The government’s threat of jail terms and multimillion-dollar fines for bosses engaging in wage theft may be a PR exercise designed to camouflage the blow of big hits to come for workers, a leading industrial relations expert says.
Attorney-General Christian Porter on Thursday signalled the government’s plan to crack down on employers deliberately underpaying workers.
That included 10-year jail terms or fines up to $1.05 million — or both — for individuals, and $5.25 million fines for companies.
The announcement came as the Coalition released a discussion paper seeking public input on wage theft, after several high-profile cases of systematic underpayment of workers in the hospitality and retail sectors.
While there is little data on the incidence of wage theft, surveys suggest it has become increasingly common in certain sectors such as hospitality and agriculture.
A Unions NSW audit of job advertisements on Chinese, Korean and Spanish language websites in June found 79% of businesses advertised pay rates below the minimum award wage.
And the government’s Migrant Workers’ Taskforce instituted in 2016 also found up to half the almost 880,000 migrant workers in Australia could have been underpaid.
The taskforce was set up in response to a series of migrant worker underpayment scandals uncovered in a Fairfax-ABC investigation, including at 7-Eleven, which found that some stores had paid workers as little as 47 cents an hour.
The Grattan Institute also argued that wage theft was contributing to poor wage growth at the lower end of the labour market.
But industrial relations expert from University of Technology Sydney, associate professor Sarah Kaine, was suspicious of the timing of the government’s announcement, questioning whether the move was designed to mask a looming dilution of workers’ rights by the government.
“I find it fascinating that this is the first cab off the rank in terms of their industrial relations reforms, something that is very focused on worker entitlements and rights,” Kaine said.
“It’s probably a way of trying to set the scene for when they do other things to workers.
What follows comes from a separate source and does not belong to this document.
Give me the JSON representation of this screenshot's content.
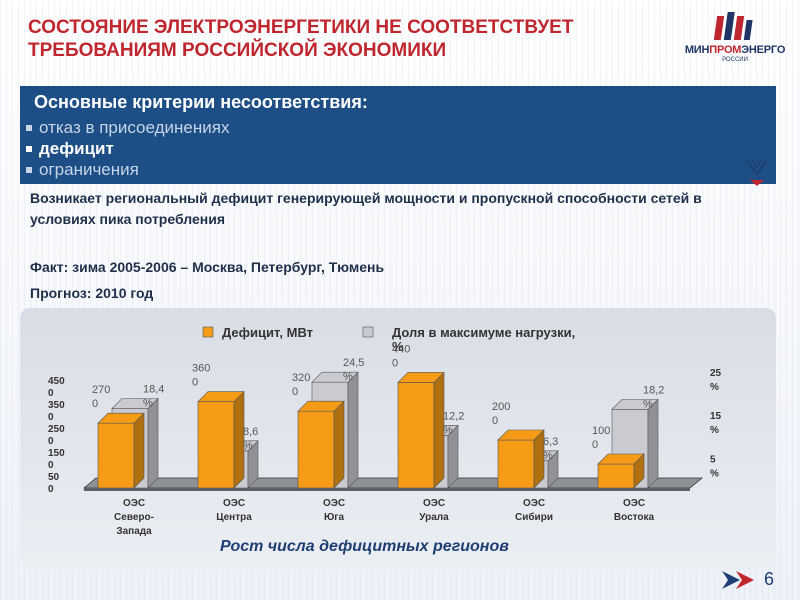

It’s also something to point to ease the concerns of the crossbench, or the concerns of [certain] think tanks, and continuing concerns about the push for more restrictions on unions.”
Kaine said while the penalties did send a strong message that wage theft was tantamount to a criminal act, it was merely “sending a signal” without appropriate resources given to enforcement.
“Unless this announcement is made simultaneously with a substantial increase in resources for enforcement, I am not sure how serious it is, and breaches will be uncovered more by luck than systematic auditing,” she said.
Dr Jim Stanford, of the Centre for the Future of Work, said because of the illegal nature of wage theft, it was hard to ascertain its frequency, but several surveys had indicated it was in most cases no accident of bookkeeping.
“Several focused studies have revealed that wage theft has become a normal business practice and not just ascribed to a few bad apples,” Stanford said.
“We certainly have ample evidence that this has become part of the business model for employers in many industries.”
Stanford argued the move was more about “the optics than a real shift in how our labour market works”.
“I think the government has seen that wage theft is a major concern among Australians and people are outraged about what’s happening, so they need to be seen to be acting.
“Eye-popping prison terms and eye-popping fines [for employers] make it look like they are really cracking down, but if that is not backed up by really tight wording and legislation and meaningful enforcement, it will amount to little more than a PR exercise than a real change in policy.”
Porter said on Thursday the penalties would apply only to the “most serious types of offending where there is clear evidence of persistent or repeat offending, or offending on a significant scale”.
They would not apply to employers making “genuine mistakes”, he said.
But Professor Kaine said determining what constituted a genuine mistake may be a challenge, and that a “ruthless business person” might do the cost-benefit analysis on whether it was worthwhile to take the risk of getting caught.
The government’s move followed calls by former Australian Competition and Consumer Commission boss Allan Fels earlier this month to jail bosses engaging in wage theft.
“Wage theft is just as serious as consumer theft. The law and the penalties should be put on the same basis as consumer and competition law,” Fels told the ABC in March.
“In serious cases, there should be a possibility of a jail sentence.”
Submissions to the discussion paper close on October 25.